Registration of 3,200 migrant children arrested in the custody of the Border Patrol, with almost half kept beyond the legal limit

More than 3,200 migrant children were stranded at the Border Patrol facilities on Monday, with almost half kept beyond the legal three-day limit, while the Biden government struggles to respond to the sharp increase in the number of unaccompanied minors crossing the US-Mexico border.

According to government documents obtained by CBS News, some 1,400 unaccompanied minors have been held in Customs and Border Protection (CBP) custody facilities for more than three days since Monday, despite the agency’s legal obligation to transfer these children. to shelters operated by the US refugee agency within 72 hours after taking them into custody.

Nearly 170 unaccompanied children held in custody by the Border Patrol are under the age of 13, according to CBP documents.

On February 21, CBP kept just nine unaccompanied children beyond the three-day limit, according to a document, highlighting how the reduced space for beds in refugee agency shelters created a huge backlog of minors waiting in facilities that were designed to briefly detain adult men.

As of Monday, the Refugee Resettlement Office had only about 500 beds available near the southern border for the growing number of migrant children in US custody, according to a document from the Department of Health and Human Services (HHS) ), which oversees the refugee agency.

A former employee of the Department of Homeland Security (DHS) said the current number of children in custody of the Border Patrol is the highest in the agency’s history.

Border patrol posts, which migrants dubbed “kennels” and “ice boxes”, have concrete block cells designed to temporarily contain adult migrants. CBP is also keeping unaccompanied children in a large, soft-sided facility in South Texas that has more space and accommodation than border patrol stations; although it is also designed for short-term custody.

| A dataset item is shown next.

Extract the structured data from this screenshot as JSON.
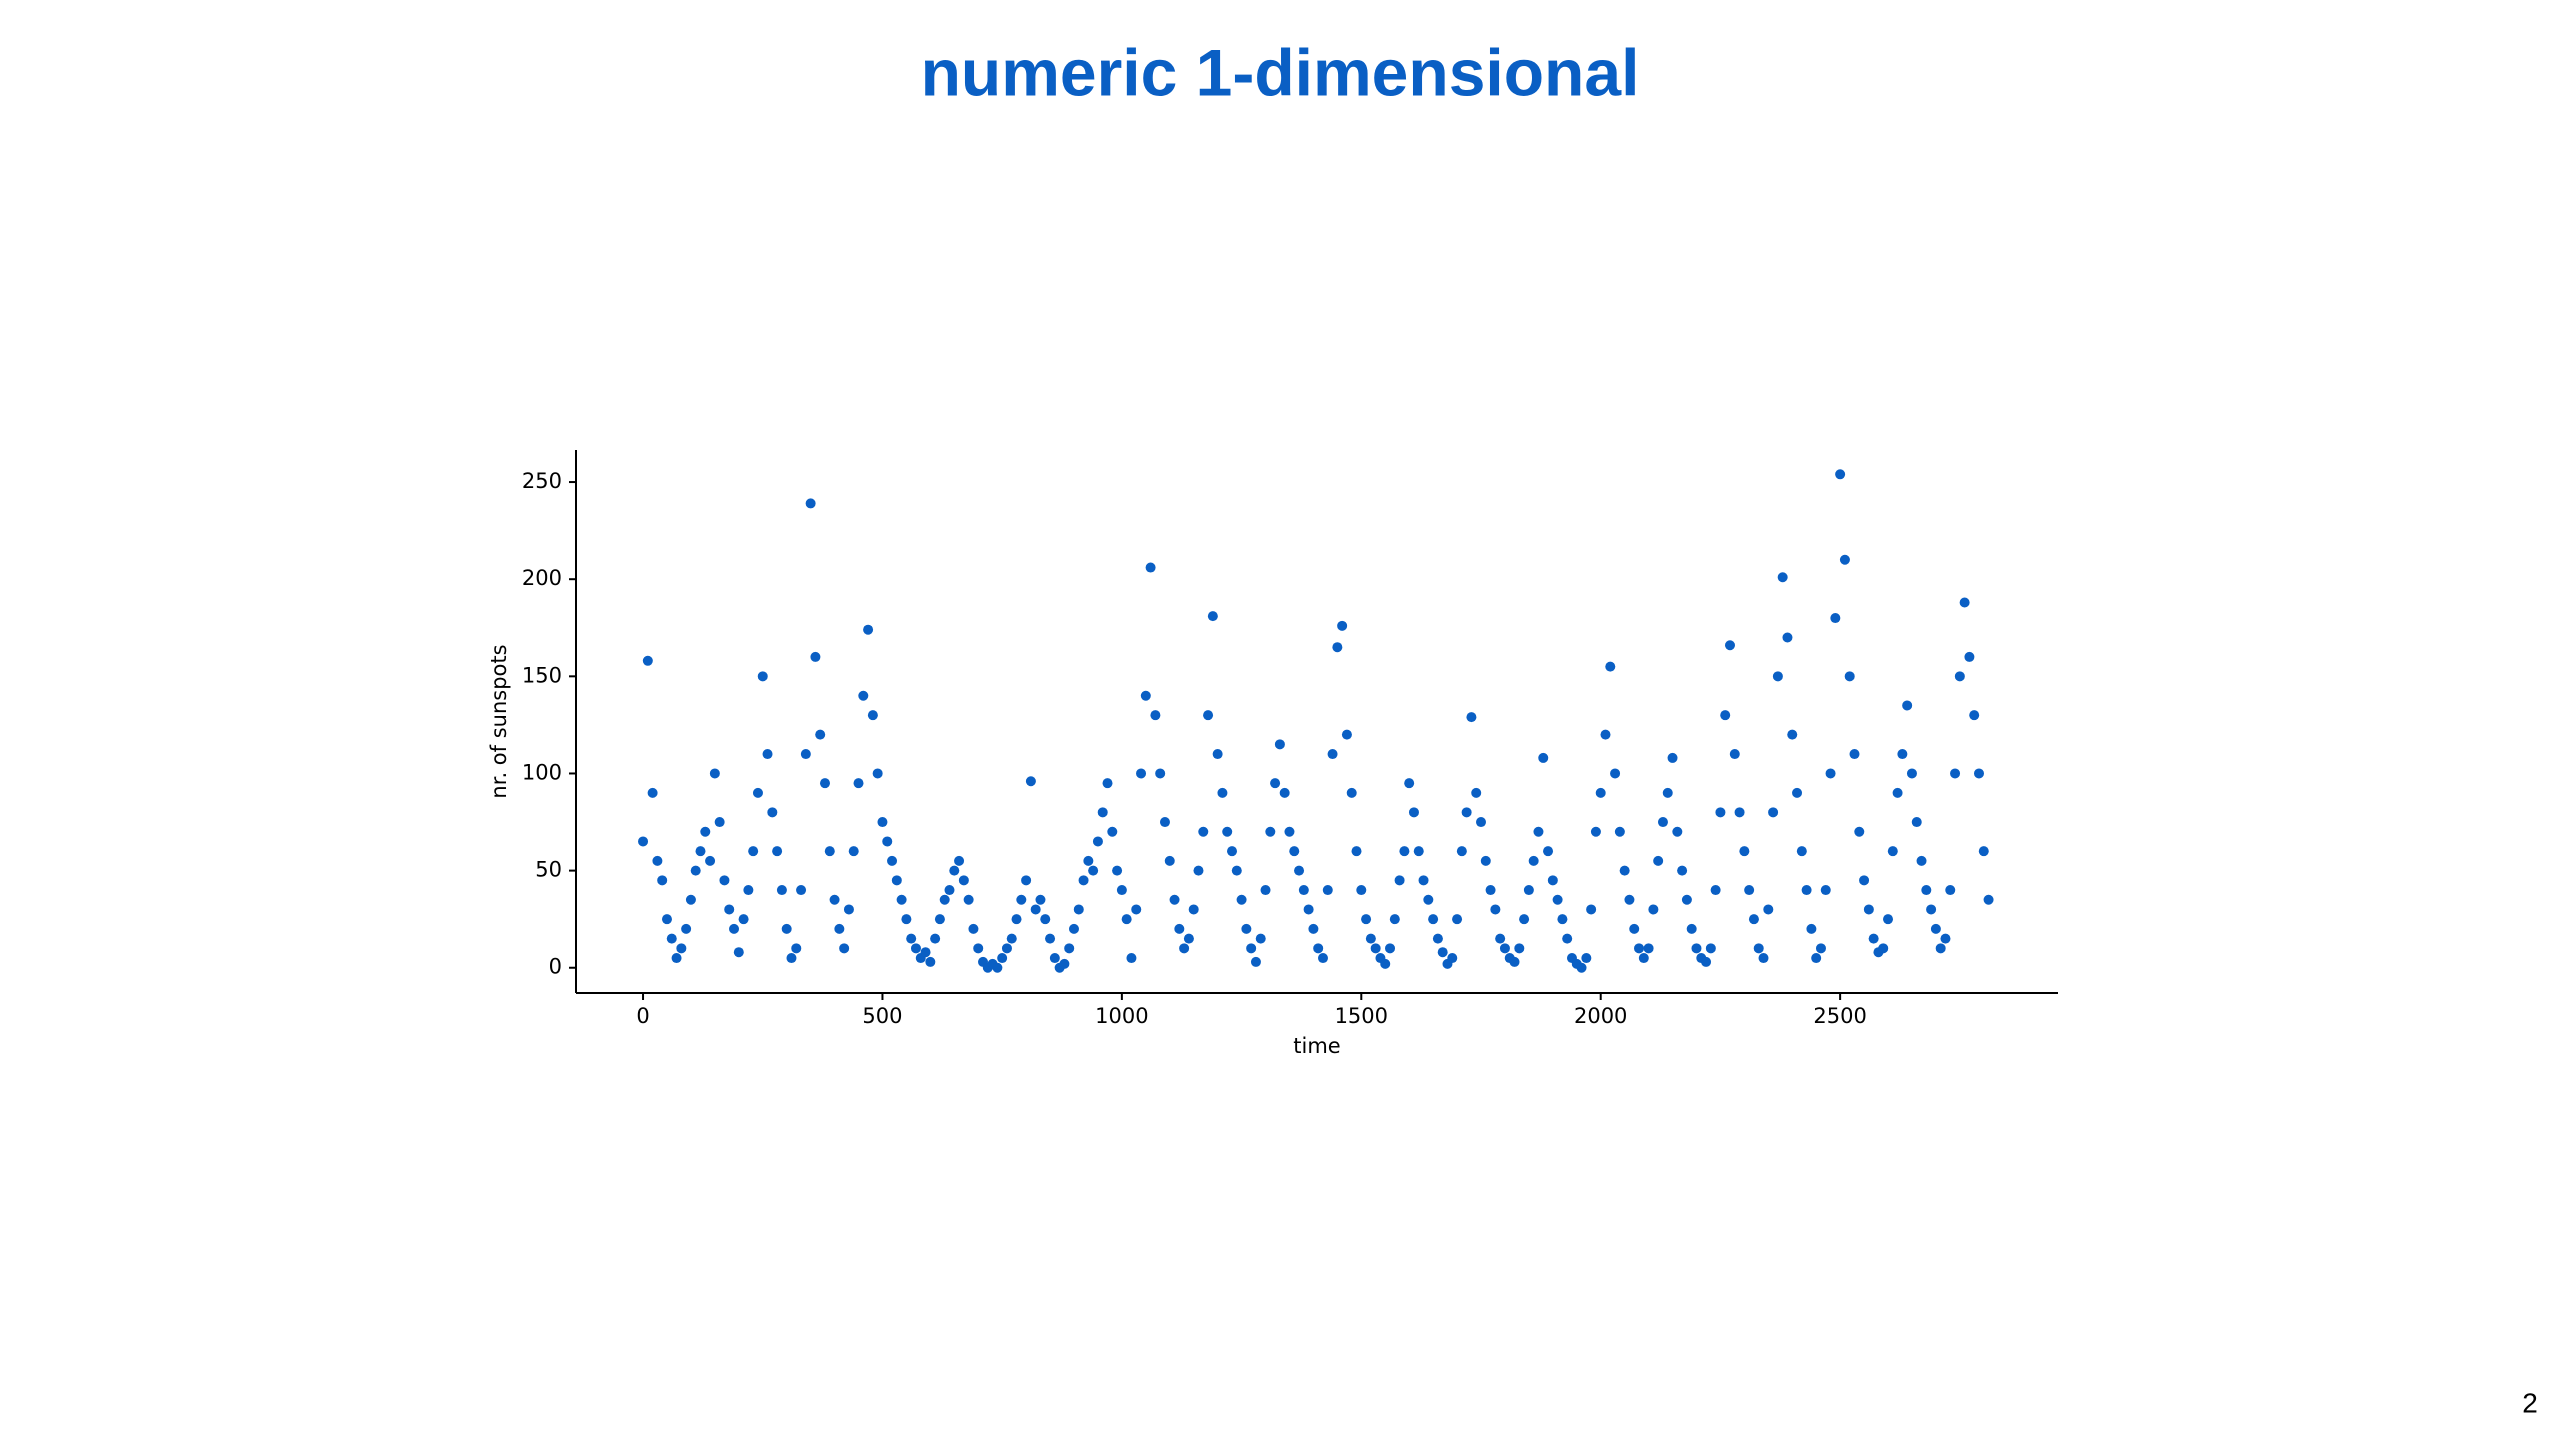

The refugee office is currently housing more than 8,100 unaccompanied children as it works to expand its bed capacity, which had been restricted during the pandemic to implement social detachment.

The documents obtained by CBS News illustrate the escalating humanitarian, logistical and political challenges that President Biden is facing on the US-Mexico border at the beginning of his presidency. Republicans blamed Biden’s immigration policies and rhetoric for the sharp increase in unaccompanied children taking custody across the United States’ border.

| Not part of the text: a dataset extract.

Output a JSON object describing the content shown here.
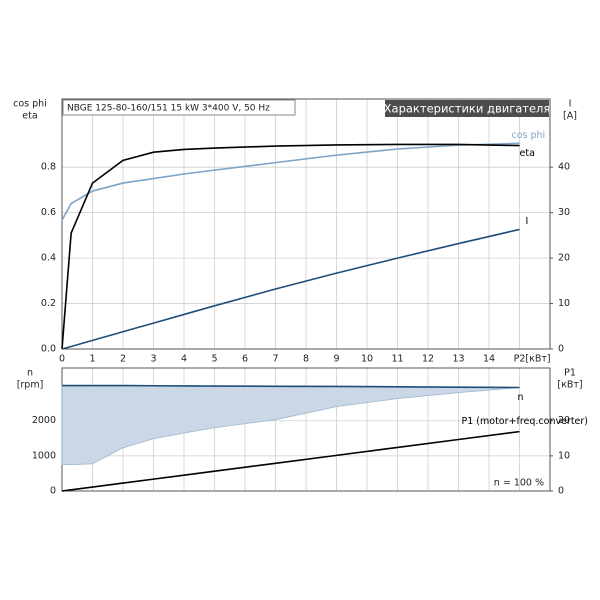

The Biden government continued the Trump-era policy of using public health law to quickly expel most migrant adults and families from the southern border, but protected unaccompanied children from evictions.

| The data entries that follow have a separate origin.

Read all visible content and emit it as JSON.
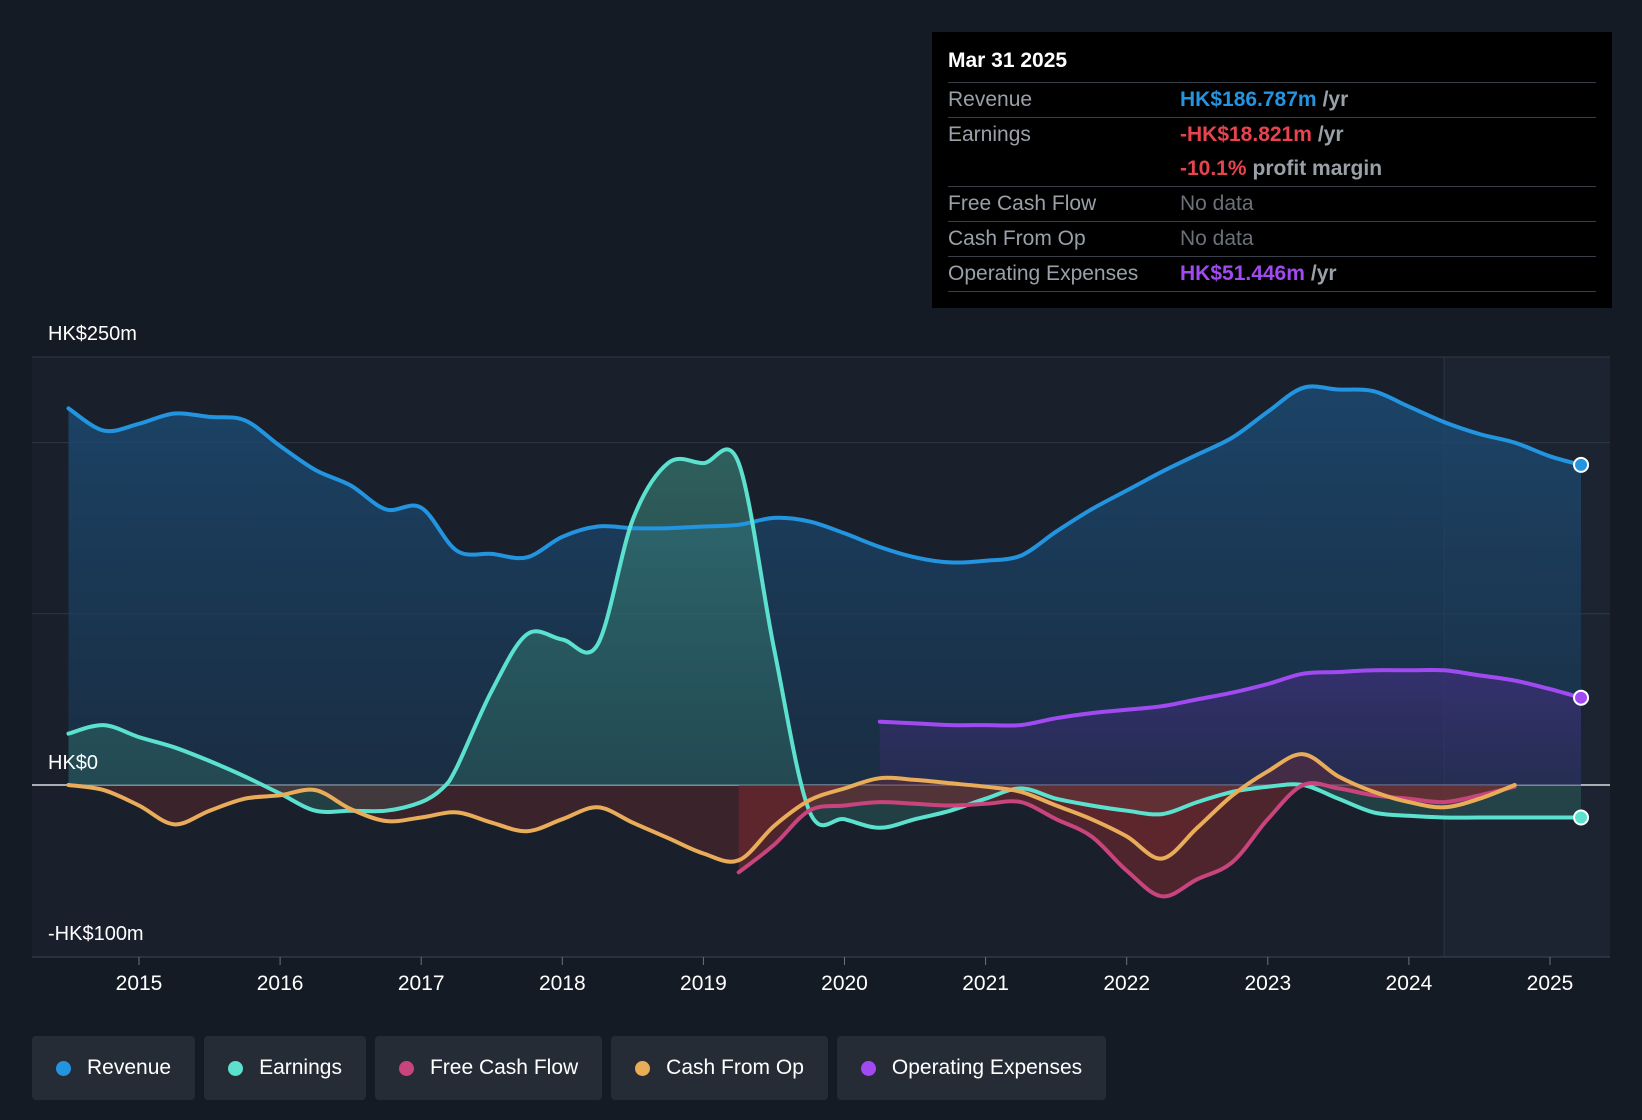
{
  "colors": {
    "revenue": "#2394df",
    "earnings": "#5ce1cf",
    "fcf": "#c8447c",
    "cfo": "#e9ad5a",
    "opex": "#a24af1",
    "negative_fill": "#7a2a2e"
  },
  "tooltip": {
    "date": "Mar 31 2025",
    "rows": [
      {
        "label": "Revenue",
        "value": "HK$186.787m",
        "unit": "/yr",
        "color": "#2394df"
      },
      {
        "label": "Earnings",
        "value": "-HK$18.821m",
        "unit": "/yr",
        "color": "#e8434f"
      },
      {
        "label": "",
        "value": "-10.1%",
        "unit": "profit margin",
        "color": "#e8434f"
      },
      {
        "label": "Free Cash Flow",
        "value": "No data",
        "unit": "",
        "color": "nodata"
      },
      {
        "label": "Cash From Op",
        "value": "No data",
        "unit": "",
        "color": "nodata"
      },
      {
        "label": "Operating Expenses",
        "value": "HK$51.446m",
        "unit": "/yr",
        "color": "#a24af1"
      }
    ]
  },
  "legend": [
    {
      "label": "Revenue",
      "color": "#2394df"
    },
    {
      "label": "Earnings",
      "color": "#5ce1cf"
    },
    {
      "label": "Free Cash Flow",
      "color": "#c8447c"
    },
    {
      "label": "Cash From Op",
      "color": "#e9ad5a"
    },
    {
      "label": "Operating Expenses",
      "color": "#a24af1"
    }
  ],
  "chart_data": {
    "type": "area",
    "title": "",
    "y_axis_labels": {
      "top": "HK$250m",
      "zero": "HK$0",
      "bottom": "-HK$100m"
    },
    "ylim": [
      -100,
      250
    ],
    "xlim": [
      2014,
      2025.22
    ],
    "x_ticks": [
      2015,
      2016,
      2017,
      2018,
      2019,
      2020,
      2021,
      2022,
      2023,
      2024,
      2025
    ],
    "forecast_start": 2024.25,
    "series": [
      {
        "name": "Revenue",
        "key": "revenue",
        "x": [
          2014.5,
          2014.75,
          2015.0,
          2015.25,
          2015.5,
          2015.75,
          2016.0,
          2016.25,
          2016.5,
          2016.75,
          2017.0,
          2017.25,
          2017.5,
          2017.75,
          2018.0,
          2018.25,
          2018.5,
          2018.75,
          2019.0,
          2019.25,
          2019.5,
          2019.75,
          2020.0,
          2020.25,
          2020.5,
          2020.75,
          2021.0,
          2021.25,
          2021.5,
          2021.75,
          2022.0,
          2022.25,
          2022.5,
          2022.75,
          2023.0,
          2023.25,
          2023.5,
          2023.75,
          2024.0,
          2024.25,
          2024.5,
          2024.75,
          2025.0,
          2025.22
        ],
        "values": [
          220,
          207,
          211,
          217,
          215,
          213,
          198,
          184,
          175,
          161,
          162,
          137,
          135,
          133,
          145,
          151,
          150,
          150,
          151,
          152,
          156,
          154,
          147,
          139,
          133,
          130,
          131,
          134,
          148,
          161,
          172,
          183,
          193,
          203,
          218,
          232,
          231,
          230,
          221,
          212,
          205,
          200,
          192,
          187
        ]
      },
      {
        "name": "Earnings",
        "key": "earnings",
        "x": [
          2014.5,
          2014.75,
          2015.0,
          2015.25,
          2015.5,
          2015.75,
          2016.0,
          2016.25,
          2016.5,
          2016.75,
          2017.0,
          2017.15,
          2017.25,
          2017.5,
          2017.75,
          2018.0,
          2018.25,
          2018.5,
          2018.75,
          2019.0,
          2019.25,
          2019.5,
          2019.75,
          2020.0,
          2020.25,
          2020.5,
          2020.75,
          2021.0,
          2021.25,
          2021.5,
          2021.75,
          2022.0,
          2022.25,
          2022.5,
          2022.75,
          2023.0,
          2023.25,
          2023.5,
          2023.75,
          2024.0,
          2024.25,
          2024.5,
          2024.75,
          2025.0,
          2025.22
        ],
        "values": [
          30,
          35,
          28,
          22,
          14,
          5,
          -5,
          -15,
          -15,
          -15,
          -10,
          -2,
          10,
          55,
          88,
          85,
          82,
          155,
          188,
          188,
          188,
          80,
          -15,
          -20,
          -25,
          -20,
          -15,
          -8,
          -2,
          -8,
          -12,
          -15,
          -17,
          -10,
          -4,
          -1,
          0,
          -8,
          -16,
          -18,
          -19,
          -19,
          -19,
          -19,
          -19
        ]
      },
      {
        "name": "Free Cash Flow",
        "key": "fcf",
        "x": [
          2019.25,
          2019.5,
          2019.75,
          2020.0,
          2020.25,
          2020.5,
          2020.75,
          2021.0,
          2021.25,
          2021.5,
          2021.75,
          2022.0,
          2022.25,
          2022.5,
          2022.75,
          2023.0,
          2023.25,
          2023.5,
          2023.75,
          2024.0,
          2024.25,
          2024.5,
          2024.75
        ],
        "values": [
          -51,
          -35,
          -15,
          -12,
          -10,
          -11,
          -12,
          -11,
          -10,
          -20,
          -30,
          -50,
          -65,
          -55,
          -45,
          -20,
          0,
          -2,
          -6,
          -8,
          -10,
          -6,
          -1
        ]
      },
      {
        "name": "Cash From Op",
        "key": "cfo",
        "x": [
          2014.5,
          2014.75,
          2015.0,
          2015.25,
          2015.5,
          2015.75,
          2016.0,
          2016.25,
          2016.5,
          2016.75,
          2017.0,
          2017.25,
          2017.5,
          2017.75,
          2018.0,
          2018.25,
          2018.5,
          2018.75,
          2019.0,
          2019.25,
          2019.5,
          2019.75,
          2020.0,
          2020.25,
          2020.5,
          2020.75,
          2021.0,
          2021.25,
          2021.5,
          2021.75,
          2022.0,
          2022.25,
          2022.5,
          2022.75,
          2023.0,
          2023.25,
          2023.5,
          2023.75,
          2024.0,
          2024.25,
          2024.5,
          2024.75
        ],
        "values": [
          0,
          -3,
          -12,
          -23,
          -15,
          -8,
          -6,
          -3,
          -14,
          -21,
          -19,
          -16,
          -22,
          -27,
          -20,
          -13,
          -22,
          -31,
          -40,
          -44,
          -24,
          -9,
          -2,
          4,
          3,
          1,
          -1,
          -4,
          -12,
          -20,
          -30,
          -43,
          -25,
          -6,
          8,
          18,
          5,
          -4,
          -10,
          -13,
          -8,
          0
        ]
      },
      {
        "name": "Operating Expenses",
        "key": "opex",
        "x": [
          2020.25,
          2020.5,
          2020.75,
          2021.0,
          2021.25,
          2021.5,
          2021.75,
          2022.0,
          2022.25,
          2022.5,
          2022.75,
          2023.0,
          2023.25,
          2023.5,
          2023.75,
          2024.0,
          2024.25,
          2024.5,
          2024.75,
          2025.0,
          2025.22
        ],
        "values": [
          37,
          36,
          35,
          35,
          35,
          39,
          42,
          44,
          46,
          50,
          54,
          59,
          65,
          66,
          67,
          67,
          67,
          64,
          61,
          56,
          51
        ]
      }
    ]
  }
}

DHS Secretary Alejandro Mayorkas and a team of senior administration officials visited migrant detention facilities along the southern border last week, amid an increase in crossings for unaccompanied children. Authorities are expected to inform Biden this week.

More than 7,000 unaccompanied migrant children were transferred to US refugee agency shelters last month – a record for February, as CBS reported over the weekend. According to internal documents, the refugee office has been set up to receive 440 migrant minors in a single day this week.

United States law requires the refugee office to place unaccompanied children on evaluated sponsors while they are subjected to deportation procedures. While in the United States, children can seek asylum or other forms of humanitarian protection, such as visas for minors who have been abused, abandoned or neglected by their parents.

In a statement to CBS News, the Refugee Resettlement Office said it is working “aggressively” to release migrant children in its custody to sponsors, who are generally family members residing in the United States.

The agency also noted that it reopened Trump-era influx retention facilities in Carrizo Springs, Texas, and began reactivating beds that had been taken down during the pandemic to “alleviate the overpopulation” of unaccompanied children at border patrol posts. .

Although it has more than 13,000 beds for migrant children, the refugee office reduced its capacity last year to about 8,000 beds to implement social distance measures.

On Friday, citing “extraordinary circumstances,” the Centers for Disease Control and Prevention allowed shelters hired by the refugee agency to return to pre-pandemic levels, provided they implemented improved coronavirus mitigation measures.

DHS and White House officials did not respond to requests for comment on documents obtained by CBS News.